Öffentliche Aufträge

Ein neues Rechtsgutachten zeigt, wie eine nachhaltige Beschaffung bei öffentlichen Aufträgen sichergestellt werden kann. Der BDE sieht sich bestätigt und fordert nun eine „große Lösung“.

Nachhaltige Beschaffung: BDE stellt Rechtsgutachten vor


Der Paragraf 120a GWB sollte die Wende bringen, doch nun droht ihm das Aus. Im Entwurf für ein Gesetz zur Beschleunigung der Vergabe öffentlicher Aufträge („Vergabebeschleunigungsgesetz“) war ursprünglich vorgesehen, ökologische Kriterien für eine nachhaltige Beschaffung stärker zu verankern.
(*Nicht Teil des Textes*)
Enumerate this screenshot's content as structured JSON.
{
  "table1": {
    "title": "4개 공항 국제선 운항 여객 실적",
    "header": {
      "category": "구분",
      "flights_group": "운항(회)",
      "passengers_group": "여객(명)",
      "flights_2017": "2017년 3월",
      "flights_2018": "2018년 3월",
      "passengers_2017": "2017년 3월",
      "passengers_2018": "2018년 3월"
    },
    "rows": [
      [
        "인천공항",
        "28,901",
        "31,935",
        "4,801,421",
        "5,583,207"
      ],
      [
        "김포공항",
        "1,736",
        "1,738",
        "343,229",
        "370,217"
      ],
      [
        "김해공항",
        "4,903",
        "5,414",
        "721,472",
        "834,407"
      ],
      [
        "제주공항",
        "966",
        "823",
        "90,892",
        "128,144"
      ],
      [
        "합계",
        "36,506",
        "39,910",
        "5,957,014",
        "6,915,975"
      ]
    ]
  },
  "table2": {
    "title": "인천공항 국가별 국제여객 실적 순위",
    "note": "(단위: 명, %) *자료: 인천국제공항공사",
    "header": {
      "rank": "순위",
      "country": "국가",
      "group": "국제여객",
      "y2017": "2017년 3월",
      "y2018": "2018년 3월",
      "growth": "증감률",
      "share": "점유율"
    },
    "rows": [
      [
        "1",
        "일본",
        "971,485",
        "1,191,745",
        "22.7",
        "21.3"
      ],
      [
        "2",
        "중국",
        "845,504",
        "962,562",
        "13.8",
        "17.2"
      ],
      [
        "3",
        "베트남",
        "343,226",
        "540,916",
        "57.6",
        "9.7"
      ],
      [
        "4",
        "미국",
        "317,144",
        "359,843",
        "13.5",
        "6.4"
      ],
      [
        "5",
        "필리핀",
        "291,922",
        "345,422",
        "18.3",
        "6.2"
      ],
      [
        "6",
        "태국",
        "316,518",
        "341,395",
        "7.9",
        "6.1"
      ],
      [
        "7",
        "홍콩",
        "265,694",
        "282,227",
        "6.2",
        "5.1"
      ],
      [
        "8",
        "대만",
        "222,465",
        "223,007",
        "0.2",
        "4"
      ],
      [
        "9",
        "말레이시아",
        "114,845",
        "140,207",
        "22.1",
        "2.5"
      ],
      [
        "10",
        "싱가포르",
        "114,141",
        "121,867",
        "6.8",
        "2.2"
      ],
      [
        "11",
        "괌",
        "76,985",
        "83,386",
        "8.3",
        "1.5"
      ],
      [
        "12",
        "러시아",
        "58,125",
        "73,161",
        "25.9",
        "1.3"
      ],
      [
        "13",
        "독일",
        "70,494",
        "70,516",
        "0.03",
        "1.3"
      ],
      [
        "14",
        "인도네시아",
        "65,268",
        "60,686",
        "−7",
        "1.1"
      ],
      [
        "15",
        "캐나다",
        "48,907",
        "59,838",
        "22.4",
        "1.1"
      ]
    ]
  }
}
Doch diese Regelung soll gestrichen werden. „Wir verzichten auf verpflichtende Vorgaben zur nachhaltigen Beschaffung“, erklärte Wirtschaftsministerin Katherina Reiche (CDU) Anfang August. Der derzeitige Rechtsstand sei ausreichend.

Der Entsorgerverband BDE kritisiert das Vorgehen scharf. Die geplante Streichung des betreffenden Paragrafen „sendet ein völlig falsches Signal und verkennt die strategische Bedeutung von Recyclingmaterialien für Klimaschutz und Versorgungssicherheit“, sagt BDE-Präsidentin Anja Siegesmund. „Schiene, Straße und Schule, die heute nachhaltig gebaut oder erneuert werden, können mit ihrem Potenzial zu einem Turbo für umweltfreundliche öffentliche Beschaffung werden“, so Siegesmund. Recyclingrohstoffe müssten deshalb konsequent ausgeschrieben werden.

Welche rechtlichen Handlungsspielräume es dafür gibt, hat ein Rechtsgutachten der Kanzlei BBH im Auftrag des BDE untersucht. Das Gutachten zeigt, dass bestehende Gesetze wie §§ 45 Kreislaufwirtschaftsgesetz und 13 Klimaschutzgesetz zwar schon heute Spielräume bieten, etwa für den Einsatz von Recyclingbeton oder grünem Stahl. Doch aufgrund fehlender Verbindlichkeit, mangelnder Durchsetzbarkeit und zu enger Anwendung würden diese Regelungen bislang kaum Wirkung entfalten. Daher brauche es unter anderem eine strukturelle Verankerung im Vergaberecht.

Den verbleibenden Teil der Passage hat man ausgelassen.